Saturday, January 5, 2013

Place holders

I often write place-holding sentences, like this:
Like Valente, Antonio Gamoneda reinterprets Lorca’s poetics in his own terms. He is Lorquian for three reasons: (1) begins with pain and suffering as the basic premise. Writing toward death as slow progress, in contrast to Lorca’s duende which emphasizes immediate danger. Heidegger's "ser para la muerte"(2) Fully modernist in his use of language, his theory of signification. The use of metaphor as a “porque sí” and his via negativa. (3) A negative vision of modernity itself. He also uses specifically Lorquian language, including words like llanto, but transposes it to a different landscape, identified with the North of Spain rather than Lorca's Andalusia
This would eventually be finished paragraph. The ideas are clear enough to me so that if I return, I would know what I had meant. The advantage is that you don't have to think of the most felicitous way of expressing an idea right away. Sometimes I can do that, but not always. I would tend to write like this at the end of a writing session, and come back the next day and write it as a real paragraph.

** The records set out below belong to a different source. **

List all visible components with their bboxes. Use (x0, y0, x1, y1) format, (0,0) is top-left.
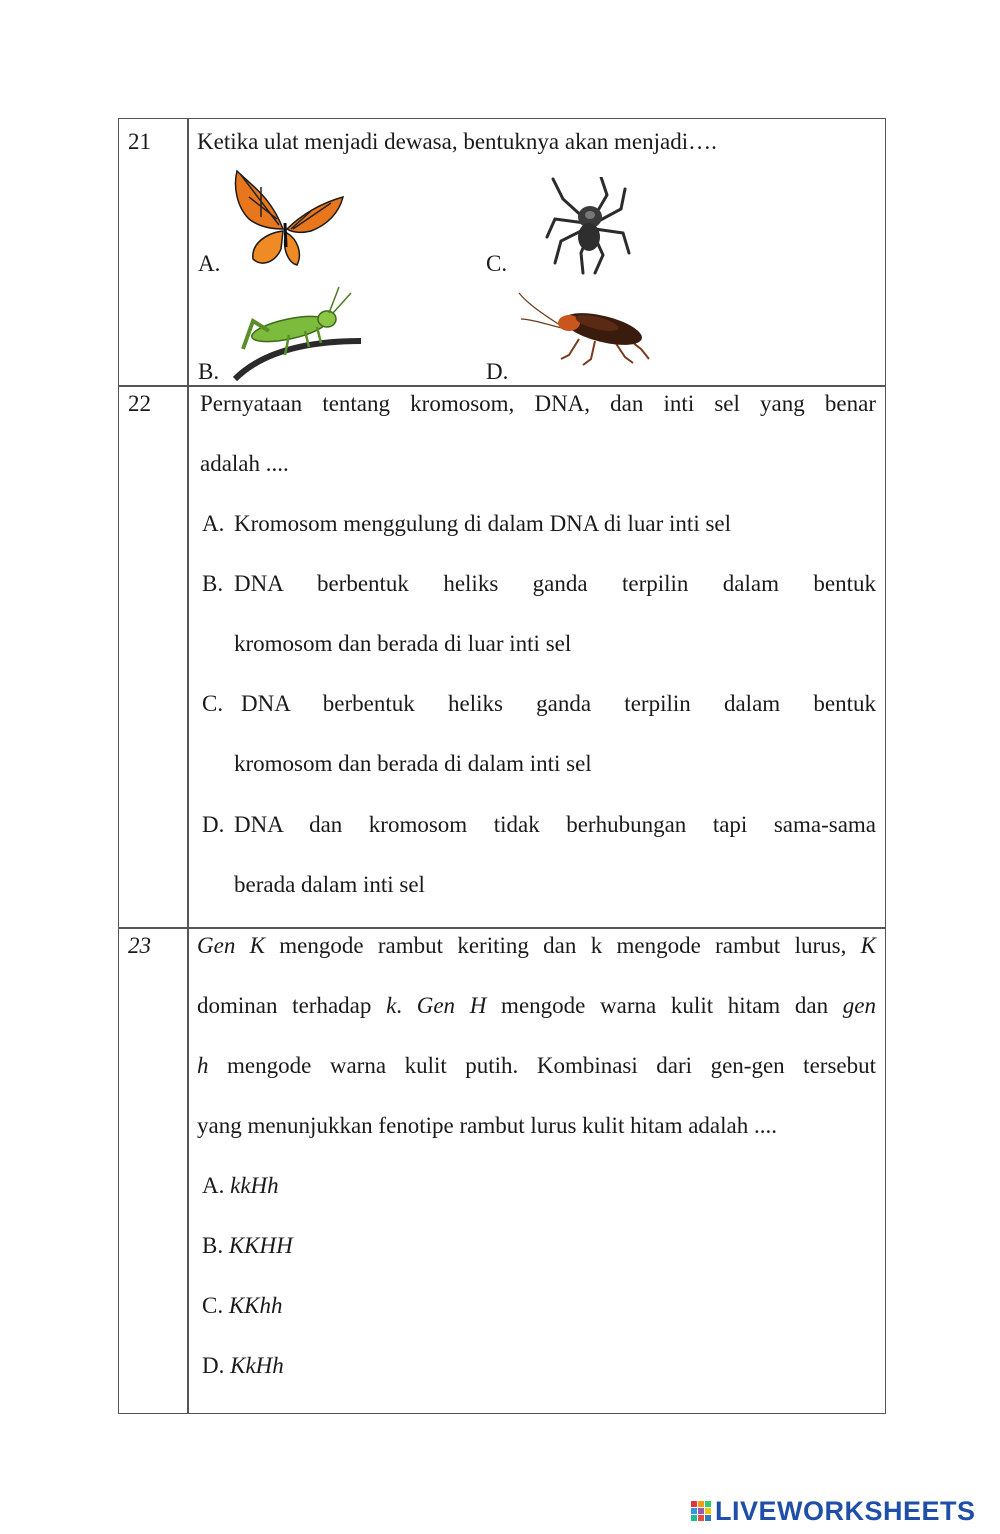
question-text: Ketika ulat menjadi dewasa, bentuknya akan menjadi…. (197, 129, 717, 154)
gene-term: k (386, 993, 397, 1018)
option-d[interactable] (202, 1353, 284, 1379)
question-text (197, 1053, 876, 1079)
option-c[interactable] (202, 1293, 283, 1319)
gene-term: K (860, 933, 876, 958)
liveworksheets-logo[interactable] (690, 1496, 976, 1526)
option-b-letter: B. (198, 359, 220, 384)
option-c-text: kromosom dan berada di dalam inti sel (234, 751, 592, 776)
option-text: KkHh (230, 1353, 284, 1378)
text-segment: mengode warna kulit hitam dan (486, 993, 843, 1018)
option-a-letter: A. (198, 251, 221, 276)
option-a-letter: A. (202, 511, 225, 536)
option-text: KKhh (228, 1293, 283, 1318)
text-segment: mengode rambut keriting dan k mengode rambut lurus, (264, 933, 861, 958)
question-text: adalah .... (200, 451, 289, 476)
option-text: kkHh (230, 1173, 279, 1198)
option-letter: C. (202, 1293, 224, 1318)
question-text (197, 993, 876, 1019)
option-d-text: berada dalam inti sel (234, 872, 425, 897)
question-text: yang menunjukkan fenotipe rambut lurus kulit hitam adalah .... (197, 1113, 777, 1138)
question-table (118, 118, 886, 1414)
question-number: 22 (128, 391, 151, 416)
option-c-letter: C. (486, 251, 508, 276)
option-b-text: kromosom dan berada di luar inti sel (234, 631, 572, 656)
text-segment: dominan terhadap (197, 993, 387, 1018)
logo-grid-icon (690, 1501, 711, 1522)
option-letter: B. (202, 1233, 224, 1258)
butterfly-icon[interactable] (231, 167, 347, 271)
grasshopper-icon[interactable] (229, 285, 365, 383)
row-divider (119, 385, 885, 387)
option-a-text: Kromosom menggulung di dalam DNA di luar inti sel (234, 511, 732, 536)
spider-icon[interactable] (545, 177, 631, 275)
gene-term: gen (842, 993, 876, 1018)
gene-term: h (197, 1053, 209, 1078)
option-b[interactable] (202, 1233, 293, 1259)
option-d-text: DNA dan kromosom tidak berhubungan tapi sama-sama (234, 812, 876, 837)
gene-term: Gen H (416, 993, 487, 1018)
option-b-letter: B. (202, 571, 224, 596)
option-letter: D. (202, 1353, 225, 1378)
column-divider (187, 119, 189, 1413)
cockroach-icon[interactable] (517, 289, 651, 367)
option-b-text: DNA berbentuk heliks ganda terpilin dalam bentuk (234, 571, 876, 596)
question-text: Pernyataan tentang kromosom, DNA, dan inti sel yang benar (200, 391, 876, 416)
option-c-text: DNA berbentuk heliks ganda terpilin dalam bentuk (241, 691, 876, 716)
question-text (197, 933, 876, 959)
question-number: 23 (128, 933, 151, 958)
question-number: 21 (128, 129, 151, 154)
option-d-letter: D. (202, 812, 225, 837)
option-a[interactable] (202, 1173, 279, 1199)
option-letter: A. (202, 1173, 225, 1198)
text-segment: . (396, 993, 417, 1018)
gene-term: Gen K (197, 933, 265, 958)
option-d-letter: D. (486, 359, 509, 384)
text-segment: mengode warna kulit putih. Kombinasi dari gen-gen tersebut (208, 1053, 876, 1078)
option-text: KKHH (228, 1233, 293, 1258)
row-divider (119, 927, 885, 929)
option-c-letter: C. (202, 691, 224, 716)
logo-text: LIVEWORKSHEETS (715, 1495, 976, 1526)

I would never leave a sentence like "Gamoneda is Lorquian for three reasons" in a finished book or article. That sounds bush league. One of these ideas here might accordion out into a paragraph of its own. These notes might be for several paragraphs. In fact, they are the summary of a whole section of a chapter.

Hey, I just used accordion as a verb! I wouldn't do that in an article either.

1 comment:

Anonymous said...

This book is going to be truly interesting.